Giovedì, 18 Luglio 2024
Cronaca

Manovra economica, il Comitato No Ponte: "Finanziato a rate e la prima la mette la Sicilia? Siamo alla follia"

Dubbi sulle modalità dei fondi impiegati che dovranno passare il vaglio di Bruxelles. E sull'impegno della giunta Schifani l'opposizione chiede al presidente di riferire in aula

"Il Ponte finanziato a rate e la prima rata la mette la Sicilia? Siamo alla follia". Il Comitato No Ponte Capo Peloro accoglie così la notizia dei fondi previsti per l'infrastruttura nella manovra 2024 che sintetizza le voci di entrata e uscita dello Stato.
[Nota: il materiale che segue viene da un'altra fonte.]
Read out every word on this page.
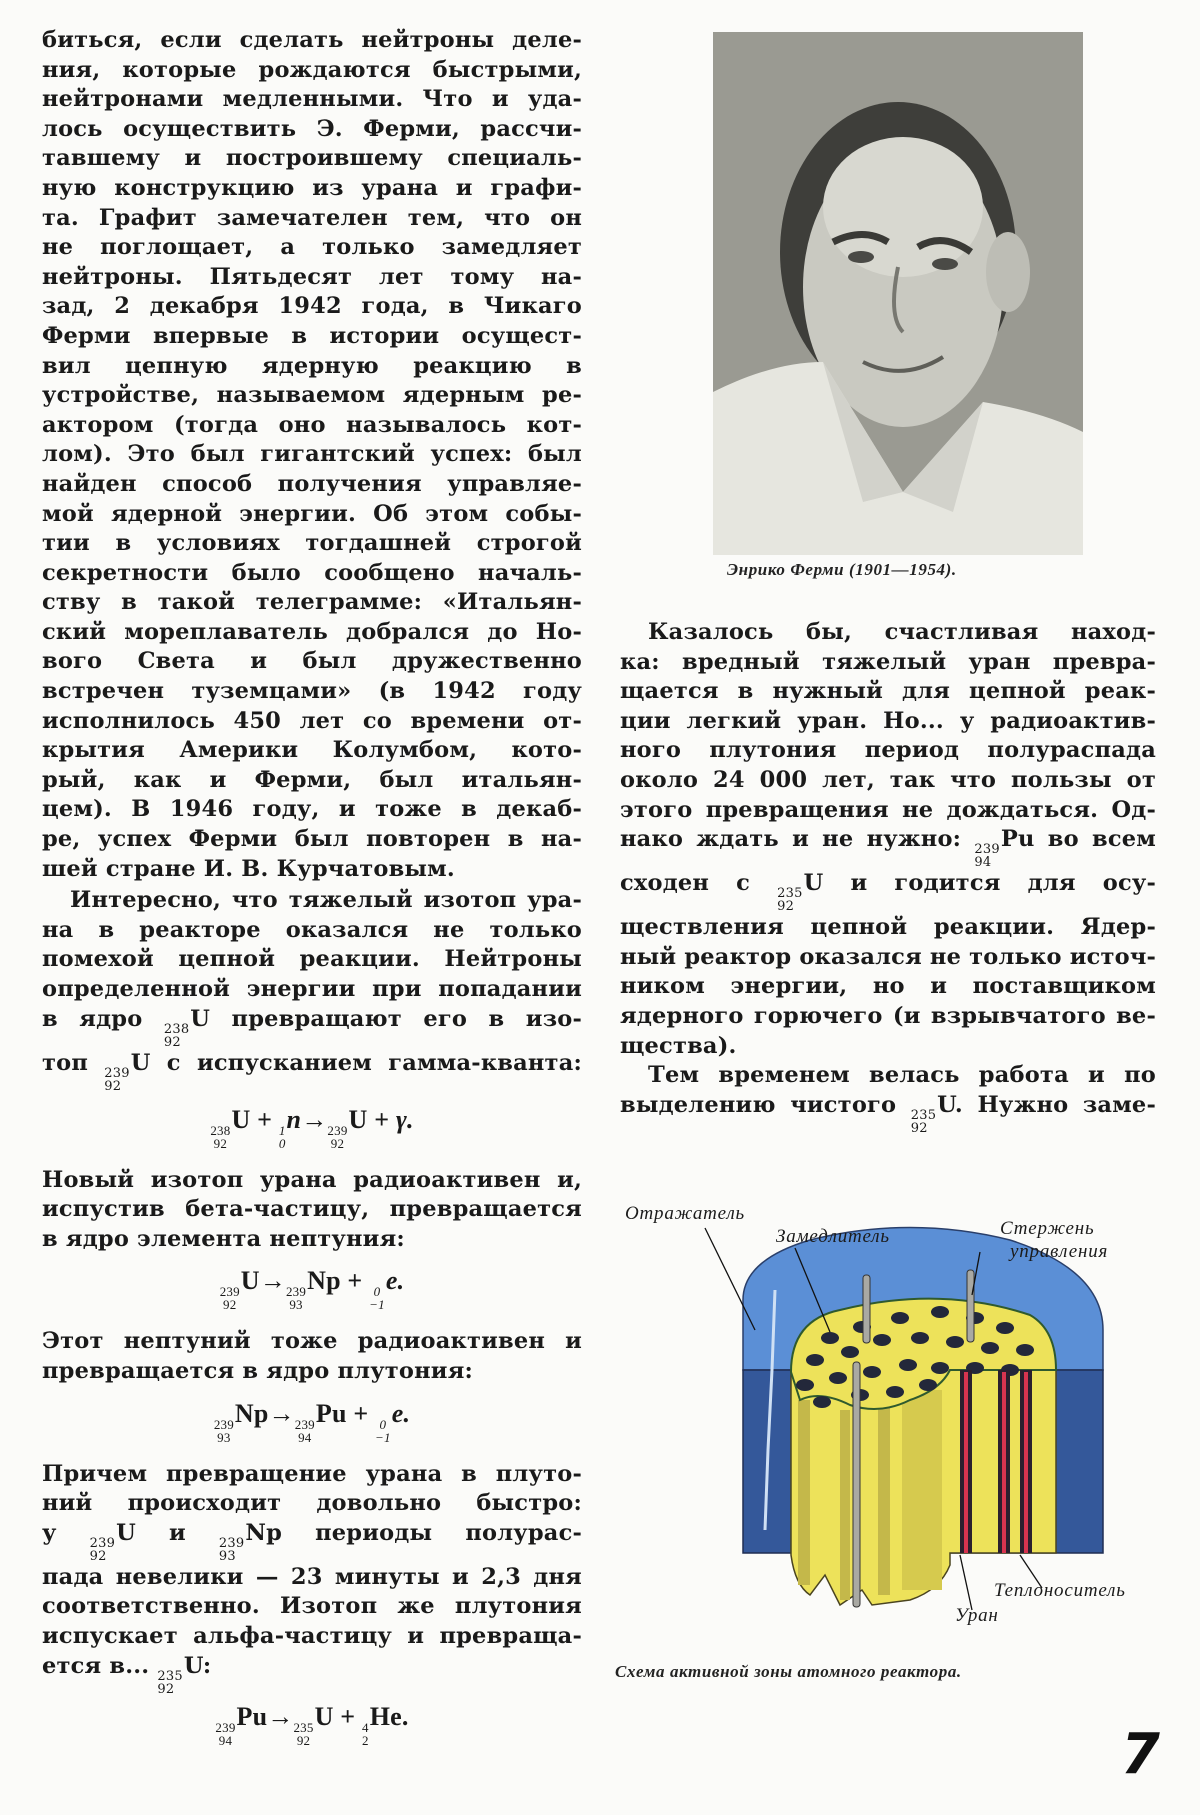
биться, если сделать нейтроны деле-
ния, которые рождаются быстрыми,
нейтронами медленными. Что и уда-
лось осуществить Э. Ферми, рассчи-
тавшему и построившему специаль-
ную конструкцию из урана и графи-
та. Графит замечателен тем, что он
не поглощает, а только замедляет
нейтроны. Пятьдесят лет тому на-
зад, 2 декабря 1942 года, в Чикаго
Ферми впервые в истории осущест-
вил цепную ядерную реакцию в
устройстве, называемом ядерным ре-
актором (тогда оно называлось кот-
лом). Это был гигантский успех: был
найден способ получения управляе-
мой ядерной энергии. Об этом собы-
тии в условиях тогдашней строгой
секретности было сообщено началь-
ству в такой телеграмме: «Итальян-
ский мореплаватель добрался до Но-
вого Света и был дружественно
встречен туземцами» (в 1942 году
исполнилось 450 лет со времени от-
крытия Америки Колумбом, кото-
рый, как и Ферми, был итальян-
цем). В 1946 году, и тоже в декаб-
ре, успех Ферми был повторен в на-
шей стране И. В. Курчатовым.
Интересно, что тяжелый изотоп ура-
на в реакторе оказался не только
помехой цепной реакции. Нейтроны
определенной энергии при попадании
в ядро 238
92
U превращают его в изо-
топ 239
92
U с испусканием гамма-кванта:
238
92
U + 1
0
n→ 239
92
U + γ.
Новый изотоп урана радиоактивен и,
испустив бета-частицу, превращается
в ядро элемента нептуния:
239
92
U→ 239
93
Np + 0
−1
e.
Этот нептуний тоже радиоактивен и
превращается в ядро плутония:
239
93
Np→ 239
94
Pu + 0
−1
e.
Причем превращение урана в плуто-
ний происходит довольно быстро:
у 239
92
U и 239
93
Np периоды полурас-
пада невелики — 23 минуты и 2,3 дня
соответственно. Изотоп же плутония
испускает альфа-частицу и превраща-
ется в... 235
92
U:
239
94
Pu→ 235
92
U + 4
2
He.
Энрико Ферми (1901—1954).
Казалось бы, счастливая наход-
ка: вредный тяжелый уран превра-
щается в нужный для цепной реак-
ции легкий уран. Но... у радиоактив-
ного плутония период полураспада
около 24 000 лет, так что пользы от
этого превращения не дождаться. Од-
нако ждать и не нужно: 239
94
Pu во всем
сходен с 235
92
U и годится для осу-
ществления цепной реакции. Ядер-
ный реактор оказался не только источ-
ником энергии, но и поставщиком
ядерного горючего (и взрывчатого ве-
щества).
Тем временем велась работа и по
выделению чистого 235
92
U. Нужно заме-
Отражатель
Замедлитель	Стержень
управления
Теплоноситель
Уран
Схема активной зоны атомного реактора.
7
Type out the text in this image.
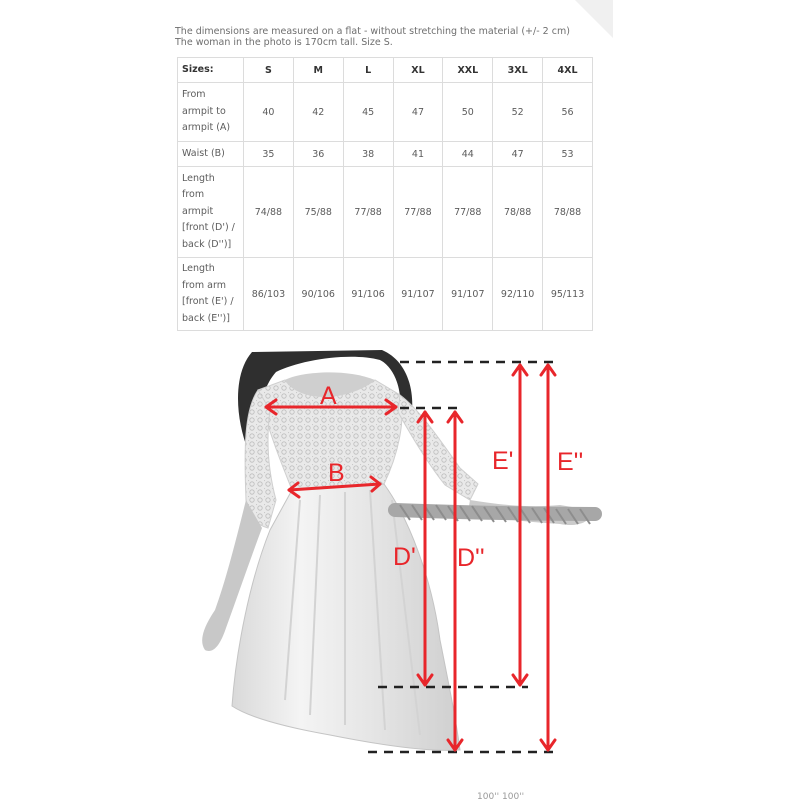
The dimensions are measured on a flat - without stretching the material (+/- 2 cm)
The woman in the photo is 170cm tall. Size S.
Sizes:	S	M	L	XL	XXL	3XL	4XL

From
armpit to
armpit (A)	40	42	45	47	50	52	56

Waist (B)	35	36	38	41	44	47	53

Length
from
armpit
[front (D') /
back (D'')]	74/88	75/88	77/88	77/88	77/88	78/88	78/88

Length
from arm
[front (E') /
back (E'')]	86/103	90/106	91/106	91/107	91/107	92/110	95/113
A
B
D' D''
E' E''
100'' 100''
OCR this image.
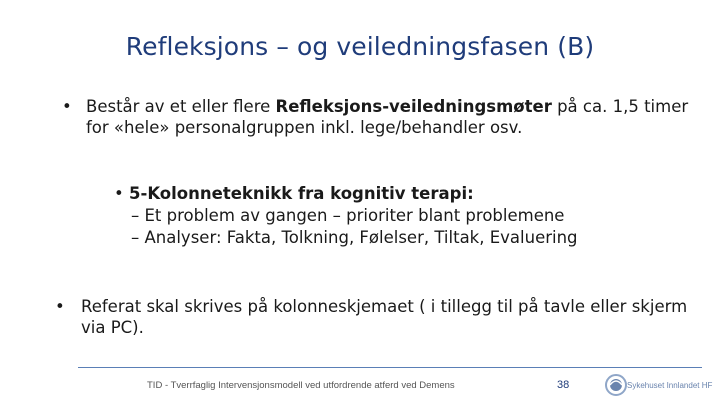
Refleksjons – og veiledningsfasen (B)
• Består av et eller flere Refleksjons-veiledningsmøter på ca. 1,5 timer for «hele» personalgruppen inkl. lege/behandler osv.
• 5-Kolonneteknikk fra kognitiv terapi:
– Et problem av gangen – prioriter blant problemene
– Analyser: Fakta, Tolkning, Følelser, Tiltak, Evaluering
• Referat skal skrives på kolonneskjemaet ( i tillegg til på tavle eller skjerm via PC).
TID - Tverrfaglig Intervensjonsmodell ved utfordrende atferd ved Demens	38	Sykehuset Innlandet HF
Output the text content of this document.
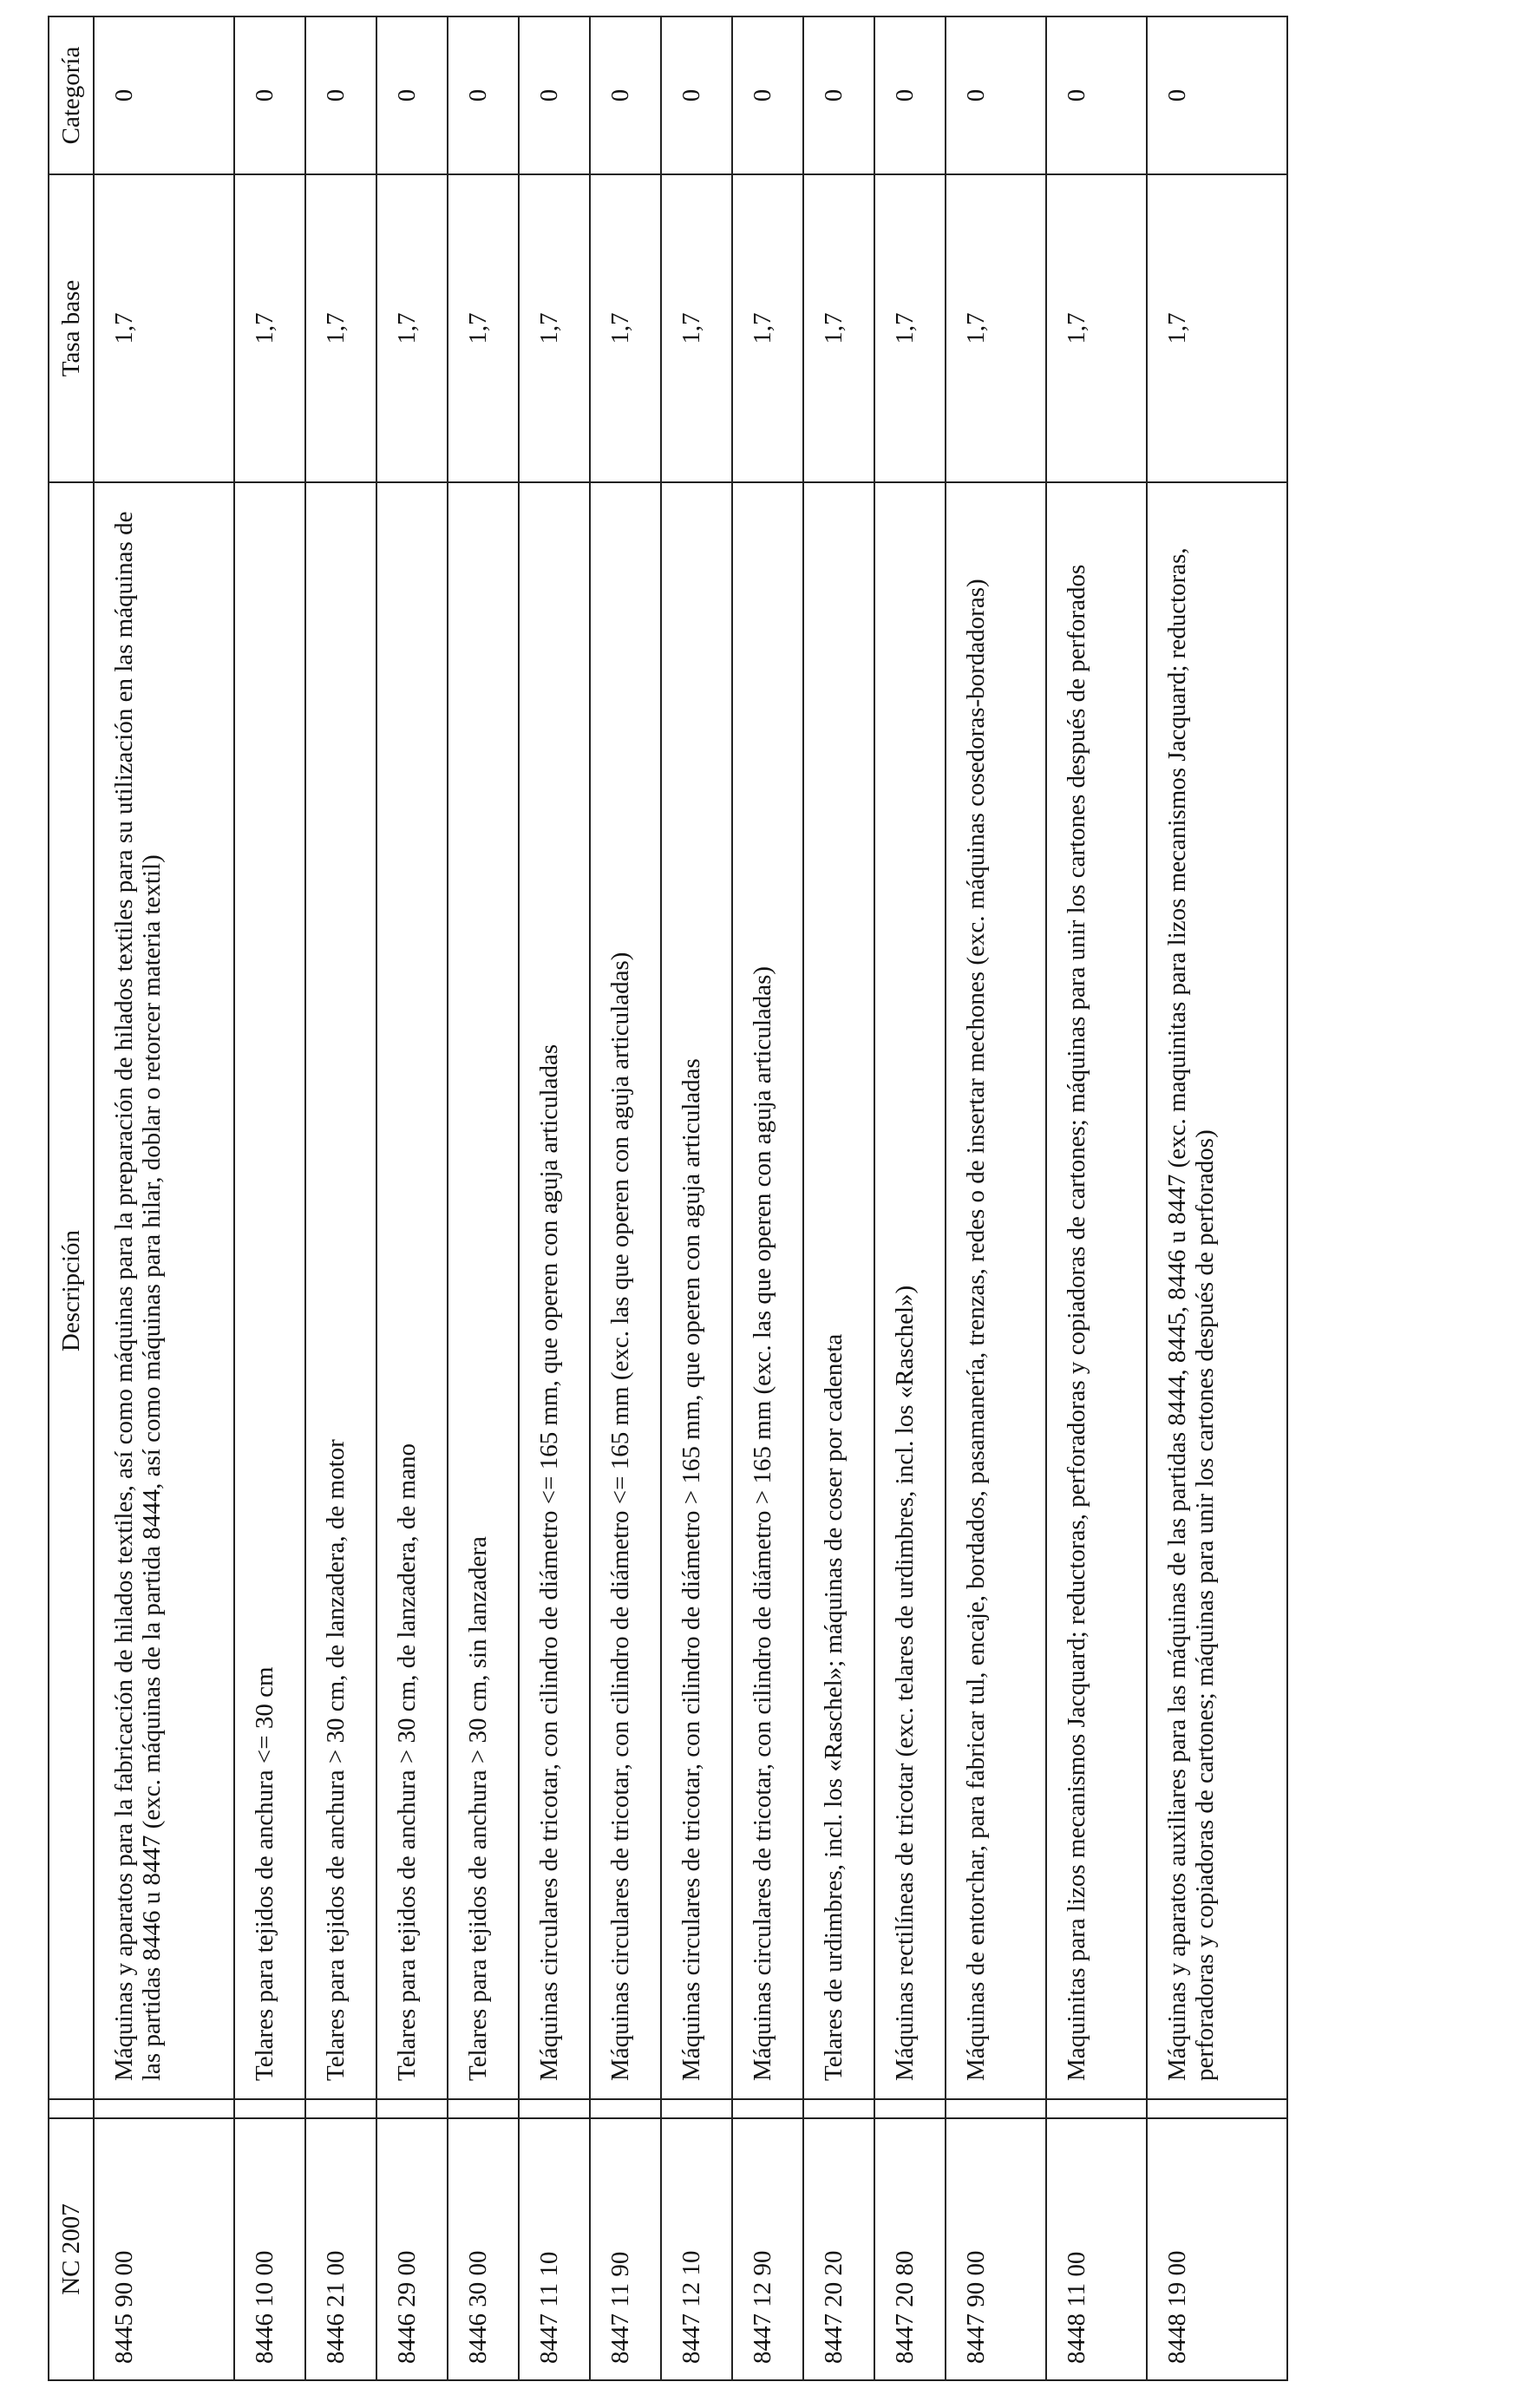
NC 2007		Descripción	Tasa base	Categoría
8445 90 00		Máquinas y aparatos para la fabricación de hilados textiles, así como máquinas para la preparación de hilados textiles para su utilización en las máquinas de las partidas 8446 u 8447 (exc. máquinas de la partida 8444, así como máquinas para hilar, doblar o retorcer materia textil)	1,7	0
8446 10 00		Telares para tejidos de anchura <= 30 cm	1,7	0
8446 21 00		Telares para tejidos de anchura > 30 cm, de lanzadera, de motor	1,7	0
8446 29 00		Telares para tejidos de anchura > 30 cm, de lanzadera, de mano	1,7	0
8446 30 00		Telares para tejidos de anchura > 30 cm, sin lanzadera	1,7	0
8447 11 10		Máquinas circulares de tricotar, con cilindro de diámetro <= 165 mm, que operen con aguja articuladas	1,7	0
8447 11 90		Máquinas circulares de tricotar, con cilindro de diámetro <= 165 mm (exc. las que operen con aguja articuladas)	1,7	0
8447 12 10		Máquinas circulares de tricotar, con cilindro de diámetro > 165 mm, que operen con aguja articuladas	1,7	0
8447 12 90		Máquinas circulares de tricotar, con cilindro de diámetro > 165 mm (exc. las que operen con aguja articuladas)	1,7	0
8447 20 20		Telares de urdimbres, incl. los «Raschel»; máquinas de coser por cadeneta	1,7	0
8447 20 80		Máquinas rectilíneas de tricotar (exc. telares de urdimbres, incl. los «Raschel»)	1,7	0
8447 90 00		Máquinas de entorchar, para fabricar tul, encaje, bordados, pasamanería, trenzas, redes o de insertar mechones (exc. máquinas cosedoras-bordadoras)	1,7	0
8448 11 00		Maquinitas para lizos mecanismos Jacquard; reductoras, perforadoras y copiadoras de cartones; máquinas para unir los cartones después de perforados	1,7	0
8448 19 00		Máquinas y aparatos auxiliares para las máquinas de las partidas 8444, 8445, 8446 u 8447 (exc. maquinitas para lizos mecanismos Jacquard; reductoras, perforadoras y copiadoras de cartones; máquinas para unir los cartones después de perforados)	1,7	0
“Non ci sono soldi sufficienti per la sanità e la scuola, in Sicilia le reti idriche perdono il 50% dell’acqua, si esportano i rifiuti per mancanza d’impianti, incendi e dissesti distruggono il territorio e cosa fanno il governo nazionale e regionale? Il governo nazionale ha oggi approvato il disegno di legge sul bilancio che prevede la copertura a rate dei costi del progetto del ponte sullo Stretto di Messina e sempre oggi guarda caso il governo regionale s’impegna a pagare il primo miliardo del ponte (in cambio di cosa?) saccheggiando i fondi per lo sviluppo e la coesione che servono invece per rimuovere gli squilibri economici e sociali del Sud”.

Così, in una nota, il Comitato Noponte Capo Peloro commenta le notizie odierne sull’opera infrastrutturale che dovrebbe collegare la Sicilia e la Calabria.

”Il 9 ottobre scorso – prosegue il comunicato - si era pure deciso con legge l’aumento del capitale sociale della Stretto di Messina di 50 milioni e l’eliminazione del tetto dei 240mila euro per i compensi dei dirigenti, dei dipendenti e degli amministratori della società concessionaria del ponte. Insomma non si trovano i soldi per i reali bisogni della Sicilia e del Paese e si trovano, persino a rate, per un’opera inutile, pericolosa, non prioritaria per i bisogni della nostra regione e del Sud come il ponte sullo Stretto di Messina”.

Sulla manovra da poco meno di 24 miliardi di euro – che arriva a 28 miliardi con il decreto fiscale - si attende ora il responso dei mercati ma soprattutto i prossimi passaggi. A partire dal parere che Bruxelles formulerà il 21 novembre sulla manovra proprio sulla base del Dpb.

Ma c'è da giurare che neanche alla Regione  l'impegno della giunta Schifani avrà vita facile. La promessa di un cofinanziamento da oltre un miliardo ha scatenato le opposizioni.

 "In un solo giorno abbiamo guadagnato 100 milioni e abbiamo perso 1,2 miliardi", scrive il deputato dem all'Ars Nello Dipasquale commentando la notizia della maggiore compartecipazione da parte dello Stato alla spesa sanitaria regionale di 100 milioni e quella della compartecipazione regionale alle spese per la costruzione del Ponte sullo Stretto con 1,2 miliardi.

"Premettendo che ancora tutto ciò che è stato annunciato deve essere riscontrato negli atti - afferma Dipasquale -, mi pare che siamo all'assurdo. Stamattina il governo festeggiava il raggiungimento di un maggiore incasso per 100 milioni e nel pomeriggio scopriamo che dovremo spendere 1,2 miliardi di euro. Da dove arriveranno queste risorse? Dagli stessi maggiori finanziamenti statali o saranno sottratti alle risorse già stanziate per altre opere nel territorio siciliano? Quale che sia la risposta, mi sembra chiaro - conclude - che ai siciliani verranno meno delle risorse. Piuttosto che fare annunci mi auguro che già domani il Presidente della Regione Schifani venga in parlamento a riferire".